Here are five additional ways to operate more effectively with a narcissist:
1. Focus on effectiveness for your own self at work.
Remember your big picture goals. When you are in calm state, devise strategies to maintain your calm when your buttons, inevitably, get pushed. Know that you have more emotional skills and it’s up to you to use them on your own behalf.
Resenting a narcissist for being the way she is won’t change a thing. It’s like resenting a houseplant for being a plant – it is what it is. You can learn to be effective, whereas a narcissist does not internalize emotional learning and is unlikely to change much.
2. Plan ahead for interactions, be prepared. Practice different approaches.

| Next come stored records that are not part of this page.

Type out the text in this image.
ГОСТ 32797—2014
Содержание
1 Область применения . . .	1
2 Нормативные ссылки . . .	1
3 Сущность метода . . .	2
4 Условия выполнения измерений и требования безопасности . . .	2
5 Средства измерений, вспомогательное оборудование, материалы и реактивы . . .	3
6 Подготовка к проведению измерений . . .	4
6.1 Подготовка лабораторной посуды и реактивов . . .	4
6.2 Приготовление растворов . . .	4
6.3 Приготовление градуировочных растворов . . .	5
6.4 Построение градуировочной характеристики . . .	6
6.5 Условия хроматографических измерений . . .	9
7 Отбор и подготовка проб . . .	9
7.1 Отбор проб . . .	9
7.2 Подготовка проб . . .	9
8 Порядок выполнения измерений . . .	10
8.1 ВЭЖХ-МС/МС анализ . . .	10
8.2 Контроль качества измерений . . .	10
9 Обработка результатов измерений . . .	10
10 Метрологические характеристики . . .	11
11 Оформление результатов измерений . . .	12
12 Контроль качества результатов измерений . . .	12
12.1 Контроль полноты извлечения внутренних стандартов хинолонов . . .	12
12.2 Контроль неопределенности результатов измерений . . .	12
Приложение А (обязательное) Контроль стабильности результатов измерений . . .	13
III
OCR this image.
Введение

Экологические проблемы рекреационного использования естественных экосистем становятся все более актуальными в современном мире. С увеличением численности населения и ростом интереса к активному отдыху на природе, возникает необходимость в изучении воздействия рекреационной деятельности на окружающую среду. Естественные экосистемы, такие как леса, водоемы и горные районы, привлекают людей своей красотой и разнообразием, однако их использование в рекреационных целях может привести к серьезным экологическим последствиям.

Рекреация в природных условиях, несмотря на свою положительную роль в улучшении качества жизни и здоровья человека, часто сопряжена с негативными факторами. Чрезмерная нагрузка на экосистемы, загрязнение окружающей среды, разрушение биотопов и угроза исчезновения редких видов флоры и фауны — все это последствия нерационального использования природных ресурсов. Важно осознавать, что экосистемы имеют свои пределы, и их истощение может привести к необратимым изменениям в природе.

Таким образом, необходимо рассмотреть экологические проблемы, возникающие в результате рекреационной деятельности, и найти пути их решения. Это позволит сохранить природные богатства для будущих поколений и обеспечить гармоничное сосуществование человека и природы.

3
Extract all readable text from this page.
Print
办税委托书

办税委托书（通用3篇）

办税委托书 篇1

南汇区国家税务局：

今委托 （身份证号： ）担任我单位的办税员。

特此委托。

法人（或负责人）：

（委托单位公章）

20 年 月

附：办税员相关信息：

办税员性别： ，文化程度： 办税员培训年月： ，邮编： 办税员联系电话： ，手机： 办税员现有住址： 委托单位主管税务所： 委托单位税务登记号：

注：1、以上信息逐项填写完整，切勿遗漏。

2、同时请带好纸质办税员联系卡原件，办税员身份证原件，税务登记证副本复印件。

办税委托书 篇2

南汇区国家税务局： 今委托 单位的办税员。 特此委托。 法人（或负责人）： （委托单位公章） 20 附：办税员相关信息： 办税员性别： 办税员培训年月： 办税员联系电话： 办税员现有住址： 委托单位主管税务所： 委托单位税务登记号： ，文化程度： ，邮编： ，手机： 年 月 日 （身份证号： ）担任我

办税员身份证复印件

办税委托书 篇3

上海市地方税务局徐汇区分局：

Once you understand the predictable behaviors of the narcissist at work, you can practice with a variety of ways of interacting. See what works best for you.
3. Apply these four words to your interactions with the Narcissist at the workplace: Effectiveness. Diplomacy. Compassion. Equanimity.
Effectiveness – be effective on your own behalf
Diplomacy – stay calm and thoughtful not triggered and mad
Compassion – a narcissist did not choose this way of being
Equanimity – emotions come and go, seek calm
4. Accept that certain elements of the narcissist’s being are the way they are and that they will not change.
Do not bother trying to change these the behaviors that arise as a result of the narcissist’s non-conscious framework. A narcissist is unaware of the effect they have on others.
Hoping for change is not a great use of your energy. It denies the reality of the situation and keeps you from developing effective interaction skills.
5. Have low expectations regarding a narcissist’s people skills.
Management remedies that include vague “improve people skills” goals will not make a difference. A narcissist relies on an internalized set of social rules to navigate the world. If the behaviors a narcissist uses are ill matched to your work culture, then you can provide the narcissist clarity about how to behave otherwise in order to gain the positive attention he seeks. A narcissist needs to be told exactly what is expected, and the consequences of not meeting expectations. Consequences must be employed directly and consistently until a narcissist learns new ways of interacting.
The more you tap into the power of “effective pro-active relief” behaviors, the less you will fall for the invitation to drama, and the more you will feel at ease in your workplace.